Can we use the camera extrinsic/intrinsic calibration?
Posted by: isarandi @ July 12, 2020, 2:13 p.m.Camera intrinsics are never used during evaluation. It doesn't make sense to use them. In 3DPW the camera coordinate frame and the joint positions frame are not aligned. In most 3D pose estimation algorithms, the camera coordinate and body/joint coordinates are in the same frame. For example: https://arxiv.org/abs/1912.05656 The camera extrinsics are used to bring the two into alignment. If in your predictions, the camera and joint coordinate frames are not the same then you need a post-processing step where you bring the joint positions into the camera coordinate frame, but you cannot use the GT camera extrinsics during a post-processing step of your algorithm.
Posted by: aymen @ July 13, 2020, 7:45 a.m.So as I understand the intrinsics can theoretically be used (although not necessary), but the GT extrinsics are not part of the input.
Posted by: isarandi @ July 15, 2020, 4:10 p.m.Neither the GT extrinsics or intrinsics can be used during evaluation
Posted by: aymen @ July 17, 2020, 4:33 p.m.3D pose methods often use the camera intrinsics for various purposes, for example as part of scale recovery or for adjusting the prediction to account for the implied camera rotation. See Fig. 2 in the supplemental material of https://arxiv.org/pdf/1611.09813.pdf (Mehta et. al, 3DV'17).
Papers often argue the intrinsic calibration is cheap and simple to obtain in practical scenarios (either by calibrating the camera once, or by reading out focal length info from metadata). Therefore, I assume many participants will just simply use it. However, if it definitely cannot be used, I guess I'll just assume a field-of-view that is typical of smartphone cameras, or find some automatic calibration algorithm.
Posted by: isarandi @ July 17, 2020, 6:46 p.m.Actually, we don't use the perspective camera model. For monocular 3D mesh recovery, we usually use the weak-perspective camera model for simplification.
Have a nice day!
Thank you! I am still a bit confused. Quoting from Mehta et al. 3DV'17: "On our MPI-INF-3DHP test set perspective correction improves the PCK by 3 percent points. On HumanEva the improvement is up to 3 mm MPJPE, see Table 1. The correction is most pronounced for cameras with a large field of view, e.g. Go-Pro and similar outdoor cameras, and when the subject is located at the border of the view". So in general, the difference is noteworthy.

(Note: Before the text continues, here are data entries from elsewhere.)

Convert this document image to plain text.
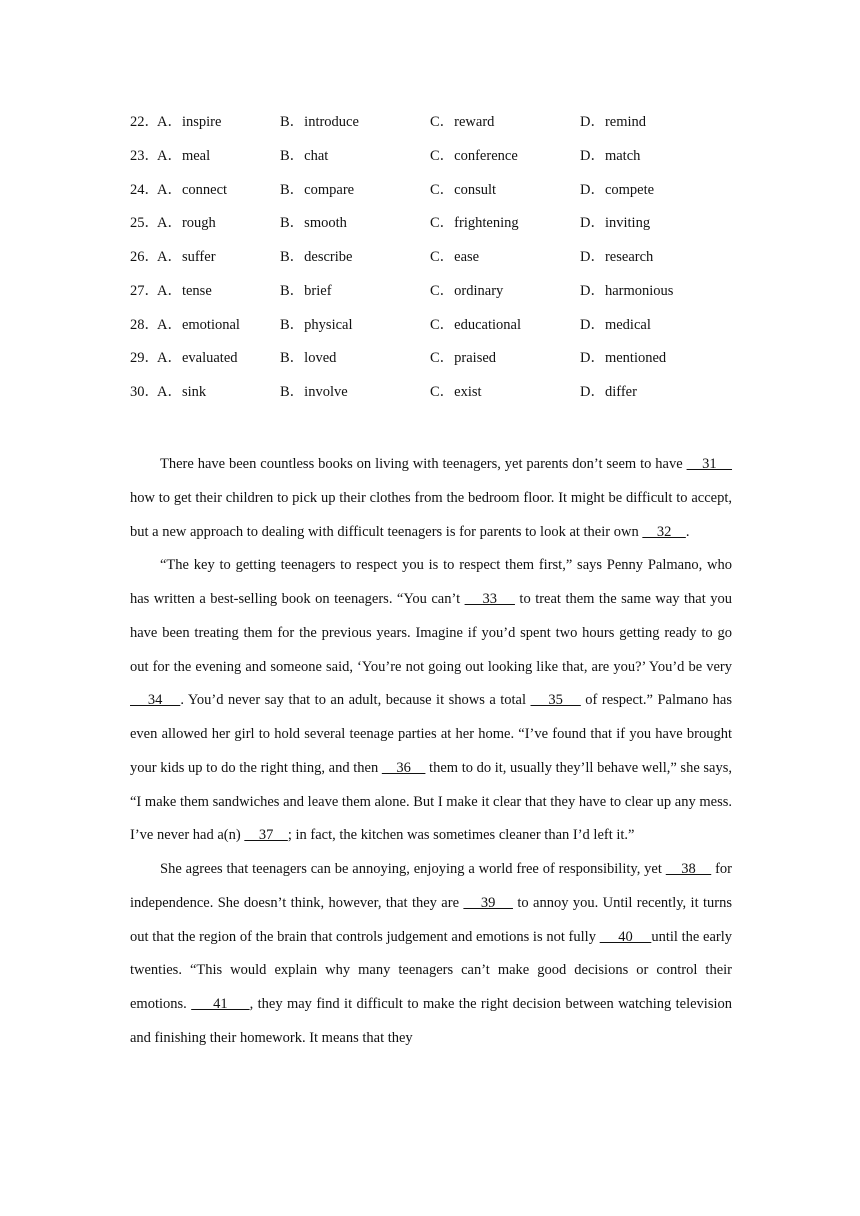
22．
A．inspire	B．introduce	C．reward	D．remind
23．
A．meal	B．chat	C．conference	D．match
24．
A．connect	B．compare	C．consult	D．compete
25．
A．rough	B．smooth	C．frightening	D．inviting
26．
A．suffer	B．describe	C．ease	D．research
27．
A．tense	B．brief	C．ordinary	D．harmonious
28．
A．emotional	B．physical	C．educational	D．medical
29．
A．evaluated	B．loved	C．praised	D．mentioned
30．
A．sink	B．involve	C．exist	D．differ

There have been countless books on living with teenagers, yet parents don’t seem to have     31     how to get their children to pick up their clothes from the bedroom floor. It might be difficult to accept, but a new approach to dealing with difficult teenagers is for parents to look at their own     32    .

“The key to getting teenagers to respect you is to respect them first,” says Penny Palmano, who has written a best-selling book on teenagers. “You can’t     33     to treat them the same way that you have been treating them for the previous years. Imagine if you’d spent two hours getting ready to go out for the evening and someone said, ‘You’re not going out looking like that, are you?’ You’d be very     34    . You’d never say that to an adult, because it shows a total     35     of respect.” Palmano has even allowed her girl to hold several teenage parties at her home. “I’ve found that if you have brought your kids up to do the right thing, and then     36     them to do it, usually they’ll behave well,” she says, “I make them sandwiches and leave them alone. But I make it clear that they have to clear up any mess. I’ve never had a(n)     37    ; in fact, the kitchen was sometimes cleaner than I’d left it.”

She agrees that teenagers can be annoying, enjoying a world free of responsibility, yet     38     for independence. She doesn’t think, however, that they are     39     to annoy you. Until recently, it turns out that the region of the brain that controls judgement and emotions is not fully      40     until the early twenties. “This would explain why many teenagers can’t make good decisions or control their emotions.      41     , they may find it difficult to make the right decision between watching television and finishing their homework. It means that they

I'm not quite sure how to interpret that you did not use the perspective camera model. Are you referring to the construction of the ground truth of the 3DPW datasets? Does it mean that the ground truth itself is in this case somewhat distorted and therefore NOT applying Mehta et al.'s correction would give better results on 3DPW and applying it would make the score worse?

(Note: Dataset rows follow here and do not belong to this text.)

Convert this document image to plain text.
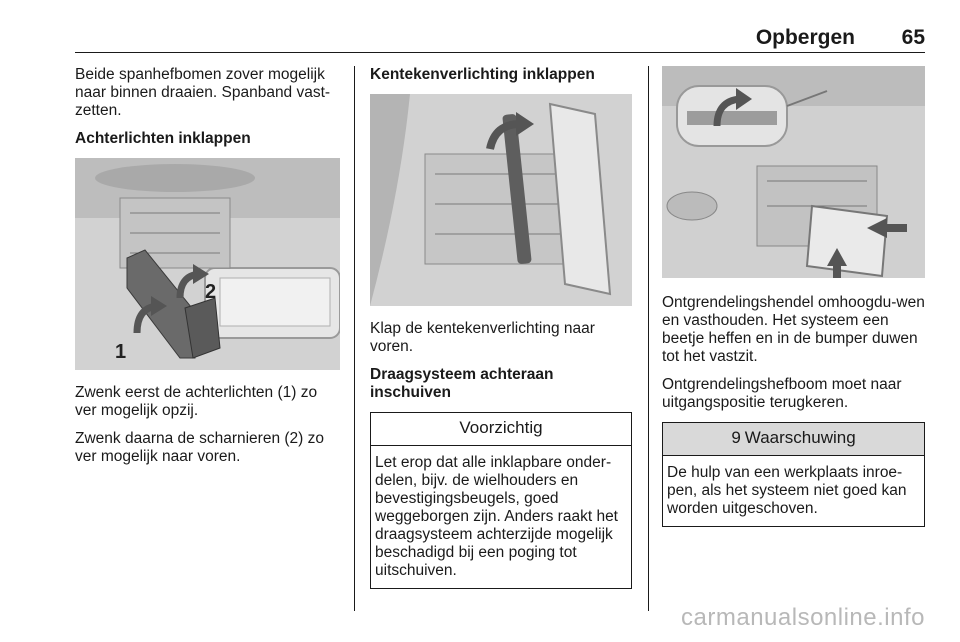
Opbergen 65

Beide spanhefbomen zover mogelijk naar binnen draaien. Spanband vast-zetten.

Achterlichten inklappen
1
2

Zwenk eerst de achterlichten (1) zo ver mogelijk opzij.

Zwenk daarna de scharnieren (2) zo ver mogelijk naar voren.

Kentekenverlichting inklappen

Klap de kentekenverlichting naar voren.

Draagsysteem achteraan inschuiven
Voorzichtig
Let erop dat alle inklapbare onder-delen, bijv. de wielhouders en bevestigingsbeugels, goed weggeborgen zijn. Anders raakt het draagsysteem achterzijde mogelijk beschadigd bij een poging tot uitschuiven.

Ontgrendelingshendel omhoogdu-wen en vasthouden. Het systeem een beetje heffen en in de bumper duwen tot het vastzit.

Ontgrendelingshefboom moet naar uitgangspositie terugkeren.

9 Waarschuwing
De hulp van een werkplaats inroe-pen, als het systeem niet goed kan worden uitgeschoven.
carmanualsonline.info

Posted by: isarandi @ July 18, 2020, 5:06 p.m.Of course, I understand your idea. It's all about the setting of the problem. 3DPW is usually used in the evaluation of methods for monocular 3D mesh recovery. The key difference is that we take the un-calibrated image as input. Please refer to the introduction part of HMR, CVPR, 2018. During evaluation, we take randomly sellected internet video as input, which is hard to get the accurate intrinsic matrix. As the evaluation protocal set, 3DPW is used for evaluation, without any fine-tuning. Based on this thought, we generally consider that the camera matrix is unkown.
Posted by: Arthursy @ July 20, 2020, 2:05 a.m.